Yes, but you didn’t say “what is the longest continuously spoken language family in Iberia, without involving major territorial changes.” You said “oldest language”. And Basque is no older than Spanish in that regard. There was an ancestor of Spanish spoken 5000 years ago (somewhere far to the east), and there was an ancestor of Basque spoken 5000 years ago (maybe closer to Spain, maybe not).

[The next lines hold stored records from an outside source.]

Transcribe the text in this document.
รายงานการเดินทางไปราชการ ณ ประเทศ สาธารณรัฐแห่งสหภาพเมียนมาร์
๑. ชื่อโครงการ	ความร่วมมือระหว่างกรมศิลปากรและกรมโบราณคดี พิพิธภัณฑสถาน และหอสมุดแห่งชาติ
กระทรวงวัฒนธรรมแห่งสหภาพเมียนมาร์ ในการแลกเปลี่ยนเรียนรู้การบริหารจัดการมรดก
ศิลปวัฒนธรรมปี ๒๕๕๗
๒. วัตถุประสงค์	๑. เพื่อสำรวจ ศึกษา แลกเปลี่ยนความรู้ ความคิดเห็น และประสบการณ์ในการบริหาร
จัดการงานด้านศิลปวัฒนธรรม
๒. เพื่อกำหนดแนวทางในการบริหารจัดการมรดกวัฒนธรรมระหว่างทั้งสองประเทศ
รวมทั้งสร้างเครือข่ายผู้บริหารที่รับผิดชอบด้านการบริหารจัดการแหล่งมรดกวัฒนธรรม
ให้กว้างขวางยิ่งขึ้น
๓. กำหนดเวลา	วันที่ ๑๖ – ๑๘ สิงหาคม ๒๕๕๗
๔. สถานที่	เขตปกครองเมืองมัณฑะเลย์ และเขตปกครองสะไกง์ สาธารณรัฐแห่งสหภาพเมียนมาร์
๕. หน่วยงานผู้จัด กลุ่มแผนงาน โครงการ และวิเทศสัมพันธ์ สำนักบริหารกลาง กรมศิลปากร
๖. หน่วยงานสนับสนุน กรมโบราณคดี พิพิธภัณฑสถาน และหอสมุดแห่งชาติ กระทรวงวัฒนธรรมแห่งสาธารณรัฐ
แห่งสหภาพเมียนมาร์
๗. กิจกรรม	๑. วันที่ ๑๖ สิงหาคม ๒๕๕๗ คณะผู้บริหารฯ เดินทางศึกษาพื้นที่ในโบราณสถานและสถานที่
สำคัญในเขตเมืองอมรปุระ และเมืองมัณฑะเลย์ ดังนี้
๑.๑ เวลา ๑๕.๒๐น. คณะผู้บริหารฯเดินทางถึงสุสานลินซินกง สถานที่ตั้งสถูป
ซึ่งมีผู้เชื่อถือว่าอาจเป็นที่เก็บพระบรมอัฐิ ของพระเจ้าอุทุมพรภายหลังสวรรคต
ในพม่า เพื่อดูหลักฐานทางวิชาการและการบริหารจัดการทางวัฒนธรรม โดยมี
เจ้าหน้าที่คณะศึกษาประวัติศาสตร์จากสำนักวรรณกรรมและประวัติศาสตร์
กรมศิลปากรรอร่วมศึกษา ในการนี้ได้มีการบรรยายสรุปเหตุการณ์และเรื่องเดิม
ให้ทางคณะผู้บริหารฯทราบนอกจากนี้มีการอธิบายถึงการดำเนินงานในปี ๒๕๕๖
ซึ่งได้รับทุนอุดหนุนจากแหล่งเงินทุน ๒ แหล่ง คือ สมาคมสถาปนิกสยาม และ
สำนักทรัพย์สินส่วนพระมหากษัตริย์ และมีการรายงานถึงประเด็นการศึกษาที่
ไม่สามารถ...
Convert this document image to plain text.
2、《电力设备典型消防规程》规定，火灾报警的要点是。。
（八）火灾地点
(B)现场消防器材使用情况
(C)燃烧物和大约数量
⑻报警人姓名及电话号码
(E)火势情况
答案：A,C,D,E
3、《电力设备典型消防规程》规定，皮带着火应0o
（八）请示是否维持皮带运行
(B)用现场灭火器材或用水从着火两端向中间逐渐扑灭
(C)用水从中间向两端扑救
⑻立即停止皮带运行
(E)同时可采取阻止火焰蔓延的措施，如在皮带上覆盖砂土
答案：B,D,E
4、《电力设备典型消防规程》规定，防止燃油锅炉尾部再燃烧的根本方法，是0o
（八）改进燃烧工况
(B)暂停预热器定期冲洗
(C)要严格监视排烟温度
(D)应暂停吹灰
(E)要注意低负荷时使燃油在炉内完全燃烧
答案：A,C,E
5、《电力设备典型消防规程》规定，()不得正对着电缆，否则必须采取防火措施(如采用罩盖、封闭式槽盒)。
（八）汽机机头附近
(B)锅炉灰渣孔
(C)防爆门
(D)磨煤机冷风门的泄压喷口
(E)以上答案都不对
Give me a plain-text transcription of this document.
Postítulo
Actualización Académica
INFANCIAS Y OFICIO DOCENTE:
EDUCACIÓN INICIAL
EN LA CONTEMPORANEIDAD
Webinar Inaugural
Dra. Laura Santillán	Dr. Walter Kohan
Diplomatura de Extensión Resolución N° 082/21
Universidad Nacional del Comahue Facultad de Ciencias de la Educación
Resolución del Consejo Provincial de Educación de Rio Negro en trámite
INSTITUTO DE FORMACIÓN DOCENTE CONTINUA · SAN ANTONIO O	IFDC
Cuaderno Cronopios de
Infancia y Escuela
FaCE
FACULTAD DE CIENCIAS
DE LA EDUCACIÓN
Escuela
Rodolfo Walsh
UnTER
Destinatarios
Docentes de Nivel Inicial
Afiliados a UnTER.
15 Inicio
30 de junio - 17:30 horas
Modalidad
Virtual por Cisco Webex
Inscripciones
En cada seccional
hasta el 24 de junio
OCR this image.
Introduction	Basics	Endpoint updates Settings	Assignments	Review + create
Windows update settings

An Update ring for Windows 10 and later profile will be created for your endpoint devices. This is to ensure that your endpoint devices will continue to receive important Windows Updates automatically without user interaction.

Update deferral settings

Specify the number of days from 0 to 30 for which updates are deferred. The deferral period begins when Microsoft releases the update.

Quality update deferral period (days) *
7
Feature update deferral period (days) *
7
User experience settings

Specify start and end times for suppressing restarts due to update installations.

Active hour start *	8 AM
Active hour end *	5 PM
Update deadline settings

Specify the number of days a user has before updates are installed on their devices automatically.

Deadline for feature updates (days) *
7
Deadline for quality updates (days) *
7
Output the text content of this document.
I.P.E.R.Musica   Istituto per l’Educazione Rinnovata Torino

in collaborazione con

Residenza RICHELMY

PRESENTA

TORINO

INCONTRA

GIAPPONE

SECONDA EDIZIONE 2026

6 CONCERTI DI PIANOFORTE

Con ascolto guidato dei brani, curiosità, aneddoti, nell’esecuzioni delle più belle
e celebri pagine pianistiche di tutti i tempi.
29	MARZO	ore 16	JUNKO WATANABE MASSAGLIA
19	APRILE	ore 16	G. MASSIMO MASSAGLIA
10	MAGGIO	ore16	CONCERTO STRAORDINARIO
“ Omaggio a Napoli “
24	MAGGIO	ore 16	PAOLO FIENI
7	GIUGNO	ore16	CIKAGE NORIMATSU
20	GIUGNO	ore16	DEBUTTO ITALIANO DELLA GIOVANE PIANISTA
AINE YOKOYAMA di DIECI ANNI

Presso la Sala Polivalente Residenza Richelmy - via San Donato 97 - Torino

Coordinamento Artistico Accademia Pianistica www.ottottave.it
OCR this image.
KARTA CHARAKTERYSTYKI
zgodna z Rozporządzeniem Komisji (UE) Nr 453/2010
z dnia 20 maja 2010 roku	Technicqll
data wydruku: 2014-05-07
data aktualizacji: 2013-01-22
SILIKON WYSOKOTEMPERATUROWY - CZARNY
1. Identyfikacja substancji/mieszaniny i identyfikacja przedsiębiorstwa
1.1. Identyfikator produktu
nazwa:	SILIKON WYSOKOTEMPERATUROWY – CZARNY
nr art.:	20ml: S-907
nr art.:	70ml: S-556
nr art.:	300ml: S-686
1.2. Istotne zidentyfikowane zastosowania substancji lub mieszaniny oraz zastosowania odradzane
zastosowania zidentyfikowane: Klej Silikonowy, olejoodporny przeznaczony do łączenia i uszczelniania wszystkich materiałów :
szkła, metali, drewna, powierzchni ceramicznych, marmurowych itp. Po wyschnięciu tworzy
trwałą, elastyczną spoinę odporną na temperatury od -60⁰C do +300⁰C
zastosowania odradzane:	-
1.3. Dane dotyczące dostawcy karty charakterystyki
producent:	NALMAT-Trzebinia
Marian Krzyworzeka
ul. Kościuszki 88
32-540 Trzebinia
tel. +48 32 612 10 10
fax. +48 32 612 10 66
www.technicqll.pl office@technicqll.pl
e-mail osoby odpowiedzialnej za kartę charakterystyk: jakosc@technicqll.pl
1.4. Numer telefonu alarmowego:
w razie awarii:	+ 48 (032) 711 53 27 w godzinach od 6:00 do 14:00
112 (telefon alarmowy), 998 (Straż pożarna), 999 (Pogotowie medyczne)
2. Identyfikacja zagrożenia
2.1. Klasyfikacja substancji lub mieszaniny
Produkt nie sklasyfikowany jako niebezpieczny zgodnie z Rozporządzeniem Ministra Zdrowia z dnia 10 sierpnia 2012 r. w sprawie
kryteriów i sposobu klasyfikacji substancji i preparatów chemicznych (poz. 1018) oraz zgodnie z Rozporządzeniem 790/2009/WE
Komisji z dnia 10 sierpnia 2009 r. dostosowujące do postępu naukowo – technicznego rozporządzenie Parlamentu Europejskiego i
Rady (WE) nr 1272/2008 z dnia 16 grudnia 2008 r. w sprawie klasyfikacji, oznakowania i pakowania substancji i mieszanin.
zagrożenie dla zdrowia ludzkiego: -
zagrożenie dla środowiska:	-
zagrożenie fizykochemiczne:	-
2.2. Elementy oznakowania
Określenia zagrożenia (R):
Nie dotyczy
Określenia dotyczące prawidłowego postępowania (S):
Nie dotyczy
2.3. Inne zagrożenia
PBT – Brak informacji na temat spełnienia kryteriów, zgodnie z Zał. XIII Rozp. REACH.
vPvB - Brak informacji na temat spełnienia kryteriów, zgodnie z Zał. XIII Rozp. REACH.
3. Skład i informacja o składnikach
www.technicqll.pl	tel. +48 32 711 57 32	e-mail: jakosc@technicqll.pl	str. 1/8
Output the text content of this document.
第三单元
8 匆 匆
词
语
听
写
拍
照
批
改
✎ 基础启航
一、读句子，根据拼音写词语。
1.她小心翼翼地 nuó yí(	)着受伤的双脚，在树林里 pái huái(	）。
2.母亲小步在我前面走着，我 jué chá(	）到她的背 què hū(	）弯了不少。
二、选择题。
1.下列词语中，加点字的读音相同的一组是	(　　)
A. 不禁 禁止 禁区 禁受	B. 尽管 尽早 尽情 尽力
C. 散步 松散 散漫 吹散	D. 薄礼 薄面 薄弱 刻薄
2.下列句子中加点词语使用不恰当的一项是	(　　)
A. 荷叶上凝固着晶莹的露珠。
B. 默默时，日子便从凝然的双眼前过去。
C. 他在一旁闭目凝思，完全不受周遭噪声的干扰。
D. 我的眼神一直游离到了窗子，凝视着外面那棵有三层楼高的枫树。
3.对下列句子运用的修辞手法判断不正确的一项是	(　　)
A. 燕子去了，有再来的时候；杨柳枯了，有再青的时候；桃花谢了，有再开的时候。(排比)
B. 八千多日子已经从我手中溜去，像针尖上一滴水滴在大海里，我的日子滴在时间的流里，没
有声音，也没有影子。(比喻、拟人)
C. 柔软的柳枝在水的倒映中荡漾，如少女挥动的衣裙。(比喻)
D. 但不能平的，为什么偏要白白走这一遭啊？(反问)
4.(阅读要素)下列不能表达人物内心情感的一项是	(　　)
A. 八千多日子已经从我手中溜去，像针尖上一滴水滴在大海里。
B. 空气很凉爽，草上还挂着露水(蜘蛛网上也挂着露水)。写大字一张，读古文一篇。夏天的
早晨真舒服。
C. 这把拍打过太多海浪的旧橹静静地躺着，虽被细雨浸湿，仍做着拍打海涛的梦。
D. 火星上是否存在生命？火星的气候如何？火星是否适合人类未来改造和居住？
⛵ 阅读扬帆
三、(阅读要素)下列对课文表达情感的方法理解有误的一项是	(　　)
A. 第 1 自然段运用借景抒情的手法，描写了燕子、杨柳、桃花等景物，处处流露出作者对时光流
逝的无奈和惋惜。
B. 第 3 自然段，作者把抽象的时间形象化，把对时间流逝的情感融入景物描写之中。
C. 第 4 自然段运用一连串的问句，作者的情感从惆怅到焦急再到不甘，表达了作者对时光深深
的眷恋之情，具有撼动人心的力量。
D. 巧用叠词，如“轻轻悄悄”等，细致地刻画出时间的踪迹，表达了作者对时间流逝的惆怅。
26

So. Same for Farsi and Arabic.
- In 600 BC, we have in inscriptions in Old Persian, which is an ancestor of Farsi. (But is not, itself, Farsi.)
- Much later, in 150 BC, we have Pahlavi texts in Middle Persian, which is a closer ancestor of Farsi. (But it is still not, itself, Farsi.)
- At around 150 BC, we have the first indications of Arabic, as names embedded in texts in the Nabataean language. So we know that Old Arabic was spoken in 150 BC. (But Old Arabic is not, itself, Quranic or Modern Arabic)
So, OK, Old Persian is older than Old Arabic. But Arabic did not drop out of the skies into Nabataean. At around 600 BC, people were speaking an ancestor of Arabic. Something *like* Dadanitic (though probably not Dadanitic itself).
So you tell me:
- 600 BC: Old Persian — Dadanitic
- 150 BC: Middle Persian — Old Arabic
- 800 AD: Early Modern Persian — Classical Arabic
- 2000 AD: Farsi — Modern Arabic
Is one older than the other? Why? Because it has the word “Persian” in it? Because it might (*might*, I actually don’t know) have changed slower? But that doesn’t make it older. Old Persian is still not the same as Farsi, any more than Dadanitic is completely different from Modern Arabic.
Do we have more old written literary texts in the Persian branch than in the Central Semitic branch? Sure. But that’s not what “older” means. That’s what “older literary use” would mean.
And FWIW, Dadanitic was spoken in traditional Arabic territory, just like Old Persian was spoken in traditional Farsi territory. So we don’t even have a scenario like Basque vs Spanish, with Latin coming into a new territory.